On Wed, Dec 4, 2024 at 6:23 PM <kazuhiko@nexedi.com> wrote:
Issue 1: InnoDB history length keeps growing while running lots of DML and DQL queries in parallel.
InnoDB history length is stable around 5k on 10.4, but it keeps growing on 11.4 up to 100k until the end. In our experience, increases in history list length are roughly correlated with poor query performance (causing queries to "step over tombstones" ?), and we do our best to avoid having long-running transactions in order to allow older snapshots to be freed ASAP. We are satisfied with the status on 10.4, where history list is constant. What is the reason behind such increases on 11.4 and is there any configuration to avoid such ?
Have you been able to measure the performance impact of this? 100K isn't usually high enough to start causing a measurable performance degradation, that usually starts to happen north of 1M history length.
For the performance impact, I compared pt-query-digest of slow queries between : * 10.4 with READ COMMITTED and REPEATABLE READ * 11.4 with READ COMMITTED and REPEATABLE READ, with 2GB log file size where we had no stalls
On 10.4, all slow queries are DML. On 11.4, we have fewer DML slow queries but we also have some DQL slow queries. 'DQL slow queries on 11.4 only' is a sign of performance impact of much more history length, I guess. (and 'fewer DML slow queries on 11.4' should come from various improvements on recent MariaDB).

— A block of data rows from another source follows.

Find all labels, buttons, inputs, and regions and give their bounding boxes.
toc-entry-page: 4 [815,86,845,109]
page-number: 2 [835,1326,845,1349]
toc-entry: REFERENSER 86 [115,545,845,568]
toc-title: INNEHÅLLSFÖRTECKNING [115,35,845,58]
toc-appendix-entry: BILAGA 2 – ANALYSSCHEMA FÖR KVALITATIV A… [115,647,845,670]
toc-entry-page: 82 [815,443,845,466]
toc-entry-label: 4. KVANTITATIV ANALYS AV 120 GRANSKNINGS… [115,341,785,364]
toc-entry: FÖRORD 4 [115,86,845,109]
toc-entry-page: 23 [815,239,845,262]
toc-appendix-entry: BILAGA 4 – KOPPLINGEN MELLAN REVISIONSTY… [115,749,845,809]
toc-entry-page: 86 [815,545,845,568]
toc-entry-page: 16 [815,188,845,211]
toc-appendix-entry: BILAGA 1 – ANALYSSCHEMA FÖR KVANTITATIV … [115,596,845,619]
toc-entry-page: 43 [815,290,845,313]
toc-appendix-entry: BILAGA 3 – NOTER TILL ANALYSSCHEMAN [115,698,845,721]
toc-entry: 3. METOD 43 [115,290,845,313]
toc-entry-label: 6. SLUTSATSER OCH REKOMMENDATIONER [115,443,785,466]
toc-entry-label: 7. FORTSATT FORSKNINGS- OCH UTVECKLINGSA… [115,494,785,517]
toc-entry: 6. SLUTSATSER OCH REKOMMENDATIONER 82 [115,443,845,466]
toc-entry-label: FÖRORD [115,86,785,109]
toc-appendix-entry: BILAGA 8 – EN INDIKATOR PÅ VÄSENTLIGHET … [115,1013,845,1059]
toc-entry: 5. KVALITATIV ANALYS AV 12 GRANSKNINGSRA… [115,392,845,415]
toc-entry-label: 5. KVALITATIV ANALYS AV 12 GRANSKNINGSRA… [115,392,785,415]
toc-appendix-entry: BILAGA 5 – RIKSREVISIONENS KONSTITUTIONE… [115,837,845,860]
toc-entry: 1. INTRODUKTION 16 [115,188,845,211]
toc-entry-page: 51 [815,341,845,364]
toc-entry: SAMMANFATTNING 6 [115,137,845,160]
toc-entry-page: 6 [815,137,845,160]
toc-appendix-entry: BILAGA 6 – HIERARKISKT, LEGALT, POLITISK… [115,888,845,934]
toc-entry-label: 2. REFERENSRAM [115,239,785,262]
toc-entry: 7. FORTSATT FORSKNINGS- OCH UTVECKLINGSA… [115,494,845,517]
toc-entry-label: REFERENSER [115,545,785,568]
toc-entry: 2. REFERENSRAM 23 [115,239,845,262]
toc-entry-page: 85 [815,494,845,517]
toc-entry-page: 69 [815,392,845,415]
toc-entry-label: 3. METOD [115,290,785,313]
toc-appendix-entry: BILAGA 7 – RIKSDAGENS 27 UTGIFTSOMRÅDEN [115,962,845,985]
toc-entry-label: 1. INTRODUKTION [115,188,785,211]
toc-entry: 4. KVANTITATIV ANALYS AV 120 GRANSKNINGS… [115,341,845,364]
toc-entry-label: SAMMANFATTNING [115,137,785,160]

And this reference workload simulates a small part of what we do in production. So if the history length keeps increasing like this, it will reach 1M or more.
I just tried READ COMMITTED everywhere on 11.4 and I had no such consistent increase of the history length (see the attachment). But it is not an acceptable solution and we anyway had no such issue on 10.4 with READ COMMITTED and REPEATABLE READ combination.
I suspect you may be out of luck on that point, then. You could try bumping innodb_purge_threads, but that will only help flush the history out faster when it is freed, if the rows are still held by open transactions, there's not much it can do. FWIW, I am actively considering taking on post-EOL maintenance of 10.4.x and backporting applicable 10.5.x patches to it. Reason being performance anomalies similar to the ones you have bumped into.
Issue 2: MariaDB stalls when free redo log is too small. ... This looks like the furious flushing regression that was introduced in 10.5 and doesn't appear to have been fixed since. It is possible to tune it out to a large extent, though: https://shatteredsilicon.net/mariadb-furious-flushing-fix-checkpoint-age/
Your article looks quite interesting and the symptom we had seems identical. And I tried the same configuration as you wrote there, innodb_adaptive_flushing = 0 innodb_adaptive_flushing_lwm = 50 innodb_max_dirty_pages_pct_lwm = 50 but the behaviour was still same, i.e. MariaDB stalled when free redo log is low.
I can admit 128MB log file size is too small for 16GB buffer pool even though we had no issue on MariaDB 10.4, but MariaDB 11.4 still stalls with 1GB log file as well.
Contrary to widely popular belief that redo log size is supposed to be in any meaningful way relative in size to the buffer pool size, the two have no common basis. Your redo log needs to be large enough to: 1) absorb short bursts of writes 2) be large enough to make sure it doesn't roll over during your mariabackup process The thing to look for is sawtooth pattern on your checkpoint age (you'll need monitoring tools that show that, like PMM or a fork of it I'm working on called SSM). The settings I mentioned cure that for me, and with that cured, you won't get stalls because the log won't fill up. If your log is filling up anyway because the burst of writes is too large (checkpoint age graph goes flat at the top, rather than sawtooth pattern), you will probably need to increase some combination of: innodb_io_capacity_max: I normally set this to between 2/3 and 3/4 of what your disks are capable of delivering with innodb_page_size random writes. innodb_io_capacity: Half of innodb_io_capacity_max is usually a good first pass estimate. innodb_write_io_threds: Bump this if your iops are struggling to touch innodb_io_capacity_max under load and this is making checkpoint age high.. But if that doesn't get your checkpoint age back under control, you may just have to increase the redo log size and see if that makes the problem go away.